In today’s climate, people tend to be well informed and access data efficiently, they are mindful of special interests, distrustful of governments and disinclined to defer to the opinion of scientists and experts who they do not hold in any special awe. Governments seem to have lost the trust of the people in both developed and developing countries and a government endorsement of food safety is more likely to be met with scorn than trust. Corruption plays a role. Many Indians believe that both bureaucrats and political leaders can be ‘bought’ to make statements and policies favouring vested interests and that it is no different in the food sector.

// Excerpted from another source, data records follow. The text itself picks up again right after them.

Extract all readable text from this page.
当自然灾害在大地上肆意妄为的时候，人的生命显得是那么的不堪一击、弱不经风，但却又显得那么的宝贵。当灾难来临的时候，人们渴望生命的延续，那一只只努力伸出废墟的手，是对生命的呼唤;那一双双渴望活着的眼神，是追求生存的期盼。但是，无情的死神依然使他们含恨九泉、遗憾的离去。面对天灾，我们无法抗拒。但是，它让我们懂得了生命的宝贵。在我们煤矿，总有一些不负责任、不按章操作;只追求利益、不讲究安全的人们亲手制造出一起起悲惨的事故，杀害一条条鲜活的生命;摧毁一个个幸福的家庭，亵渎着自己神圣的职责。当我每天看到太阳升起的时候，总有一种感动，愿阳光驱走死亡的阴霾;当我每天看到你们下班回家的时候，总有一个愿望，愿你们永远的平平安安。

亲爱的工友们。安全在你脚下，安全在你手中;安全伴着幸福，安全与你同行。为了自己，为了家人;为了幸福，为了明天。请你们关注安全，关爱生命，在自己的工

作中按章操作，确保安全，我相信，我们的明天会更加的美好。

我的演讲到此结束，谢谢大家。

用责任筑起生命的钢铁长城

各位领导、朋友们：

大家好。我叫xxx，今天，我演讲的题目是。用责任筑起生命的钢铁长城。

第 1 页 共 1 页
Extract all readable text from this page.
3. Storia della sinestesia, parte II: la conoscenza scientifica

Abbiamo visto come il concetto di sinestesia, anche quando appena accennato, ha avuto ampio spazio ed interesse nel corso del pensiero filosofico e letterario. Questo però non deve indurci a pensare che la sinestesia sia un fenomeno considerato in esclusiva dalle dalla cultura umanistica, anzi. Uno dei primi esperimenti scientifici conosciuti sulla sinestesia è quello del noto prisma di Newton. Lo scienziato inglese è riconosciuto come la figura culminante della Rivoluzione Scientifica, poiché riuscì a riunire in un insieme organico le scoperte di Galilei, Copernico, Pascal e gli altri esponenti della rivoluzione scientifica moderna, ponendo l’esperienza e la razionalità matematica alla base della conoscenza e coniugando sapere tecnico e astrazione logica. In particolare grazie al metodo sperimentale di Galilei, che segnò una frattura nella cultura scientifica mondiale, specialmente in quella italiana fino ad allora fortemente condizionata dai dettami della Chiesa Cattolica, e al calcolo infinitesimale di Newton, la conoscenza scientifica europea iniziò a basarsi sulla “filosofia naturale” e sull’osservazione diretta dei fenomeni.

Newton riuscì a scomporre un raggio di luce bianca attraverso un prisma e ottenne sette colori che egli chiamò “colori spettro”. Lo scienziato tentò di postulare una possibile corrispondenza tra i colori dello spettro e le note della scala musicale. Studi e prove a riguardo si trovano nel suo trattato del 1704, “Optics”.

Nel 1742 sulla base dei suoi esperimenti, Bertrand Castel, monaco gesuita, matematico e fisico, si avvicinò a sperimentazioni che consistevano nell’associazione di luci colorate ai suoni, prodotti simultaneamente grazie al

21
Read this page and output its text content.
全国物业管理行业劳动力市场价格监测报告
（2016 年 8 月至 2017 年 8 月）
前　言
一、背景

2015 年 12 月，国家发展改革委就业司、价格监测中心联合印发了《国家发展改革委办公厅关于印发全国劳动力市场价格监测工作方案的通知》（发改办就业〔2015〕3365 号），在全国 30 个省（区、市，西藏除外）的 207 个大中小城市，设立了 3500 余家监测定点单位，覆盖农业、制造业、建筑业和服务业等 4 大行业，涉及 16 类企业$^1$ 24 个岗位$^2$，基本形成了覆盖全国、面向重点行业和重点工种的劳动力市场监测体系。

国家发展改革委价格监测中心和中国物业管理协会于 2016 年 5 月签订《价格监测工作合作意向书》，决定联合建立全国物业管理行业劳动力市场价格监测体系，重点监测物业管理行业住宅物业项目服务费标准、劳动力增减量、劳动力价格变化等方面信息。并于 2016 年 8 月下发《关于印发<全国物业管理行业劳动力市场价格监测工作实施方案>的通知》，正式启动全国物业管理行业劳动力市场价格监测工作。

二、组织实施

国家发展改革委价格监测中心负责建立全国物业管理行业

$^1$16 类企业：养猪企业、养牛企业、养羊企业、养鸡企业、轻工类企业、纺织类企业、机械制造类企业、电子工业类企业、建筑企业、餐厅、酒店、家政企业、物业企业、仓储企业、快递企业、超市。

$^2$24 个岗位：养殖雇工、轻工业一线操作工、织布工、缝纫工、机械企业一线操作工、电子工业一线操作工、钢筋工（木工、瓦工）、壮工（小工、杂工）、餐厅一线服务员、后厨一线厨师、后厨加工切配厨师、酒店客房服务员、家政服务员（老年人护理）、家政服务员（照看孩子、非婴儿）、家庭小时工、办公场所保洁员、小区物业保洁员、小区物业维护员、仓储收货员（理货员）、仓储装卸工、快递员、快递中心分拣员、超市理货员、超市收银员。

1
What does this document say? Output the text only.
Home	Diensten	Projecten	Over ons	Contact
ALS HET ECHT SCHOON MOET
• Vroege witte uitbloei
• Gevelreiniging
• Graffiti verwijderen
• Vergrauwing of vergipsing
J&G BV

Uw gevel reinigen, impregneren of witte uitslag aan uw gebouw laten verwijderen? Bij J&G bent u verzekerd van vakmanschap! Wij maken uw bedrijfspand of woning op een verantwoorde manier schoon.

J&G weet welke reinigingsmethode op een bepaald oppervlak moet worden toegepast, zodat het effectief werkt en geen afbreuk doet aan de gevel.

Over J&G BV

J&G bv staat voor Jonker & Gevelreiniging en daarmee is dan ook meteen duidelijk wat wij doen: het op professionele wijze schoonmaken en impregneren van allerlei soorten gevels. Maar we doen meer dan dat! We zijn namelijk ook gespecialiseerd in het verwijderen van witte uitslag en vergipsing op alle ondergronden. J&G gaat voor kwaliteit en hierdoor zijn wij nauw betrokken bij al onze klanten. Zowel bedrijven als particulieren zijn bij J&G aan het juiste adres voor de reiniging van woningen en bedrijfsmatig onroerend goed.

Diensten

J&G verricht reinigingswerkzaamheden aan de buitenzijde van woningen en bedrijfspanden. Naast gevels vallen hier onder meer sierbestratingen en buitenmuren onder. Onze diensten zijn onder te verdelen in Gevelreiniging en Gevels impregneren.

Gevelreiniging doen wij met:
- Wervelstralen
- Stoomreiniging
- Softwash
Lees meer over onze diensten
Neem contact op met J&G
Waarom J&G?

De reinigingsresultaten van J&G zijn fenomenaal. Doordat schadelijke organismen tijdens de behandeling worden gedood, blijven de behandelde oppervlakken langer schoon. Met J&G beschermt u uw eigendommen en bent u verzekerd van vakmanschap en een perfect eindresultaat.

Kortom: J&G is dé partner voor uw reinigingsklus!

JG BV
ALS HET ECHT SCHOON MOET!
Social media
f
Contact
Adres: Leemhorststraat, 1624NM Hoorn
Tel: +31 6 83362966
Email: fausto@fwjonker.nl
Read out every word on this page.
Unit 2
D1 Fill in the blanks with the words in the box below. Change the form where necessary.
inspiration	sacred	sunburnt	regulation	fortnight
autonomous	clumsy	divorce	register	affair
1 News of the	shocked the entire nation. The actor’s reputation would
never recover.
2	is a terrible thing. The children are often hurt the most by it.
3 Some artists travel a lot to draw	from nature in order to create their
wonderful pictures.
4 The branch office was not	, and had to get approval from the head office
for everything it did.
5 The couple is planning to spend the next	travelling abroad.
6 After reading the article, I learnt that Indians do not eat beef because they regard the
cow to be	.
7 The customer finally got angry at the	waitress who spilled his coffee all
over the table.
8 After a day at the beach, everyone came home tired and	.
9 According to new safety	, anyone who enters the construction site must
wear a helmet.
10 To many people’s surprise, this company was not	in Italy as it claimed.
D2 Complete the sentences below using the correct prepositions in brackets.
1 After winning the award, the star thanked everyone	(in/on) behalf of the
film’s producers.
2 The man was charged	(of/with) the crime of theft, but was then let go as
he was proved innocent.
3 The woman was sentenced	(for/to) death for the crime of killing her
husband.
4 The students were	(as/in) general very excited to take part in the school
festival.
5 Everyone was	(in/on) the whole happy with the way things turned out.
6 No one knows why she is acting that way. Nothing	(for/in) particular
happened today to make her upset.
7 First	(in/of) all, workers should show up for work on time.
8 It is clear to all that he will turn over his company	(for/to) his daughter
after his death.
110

Apart from this crisis of confidence, there is the angle of consumer attitude. The fact is that GE foods so far do not show any advantage over conventional foods. They are not better tasting or more attractive looking, neither are they more nutritious or cheaper. Whereas there are no visible benefits, there is the very real possibility of risks to the environment and to human health, as numerous studies would indicate.

The reasons for the many strands of resistance to GE foods will have to be understood and taken on board if the dialogue is to continue to some point of resolution and a coherent policy can be made. It is silly for protagonists of the technology in the government and in the private sector to accuse the public of ignorance.

It also serves little purpose to insinuate that there are vested interests behind the lobbying positions of NGOs and that the pesticide lobby is using NGOs to resist Bt cotton so that pesticide sales can continue unabated. This is a juvenile argument and will backfire.

To allow a fair and critical evaluation of genetically engineered crops and foods, policy making in this area will have to be open to public scrutiny. Equity and justice will have to define regimes for intellectual property protection. Risk benefit analysis must be conducted in an open and transparent manner.

Monitoring of field trials should be done by independent experts and include NGOs. The informed public will have to become a partner in the dialogue on GE foods and in decision making. The agenda of research on GE crops will have to be determined after consultations with stakeholders. Who benefits from Roundup Ready soybean except Monsanto and why should the public take on all sorts of real and imagined risks so that Monsanto can line its pockets ? Or Syngenta? Or Bayer?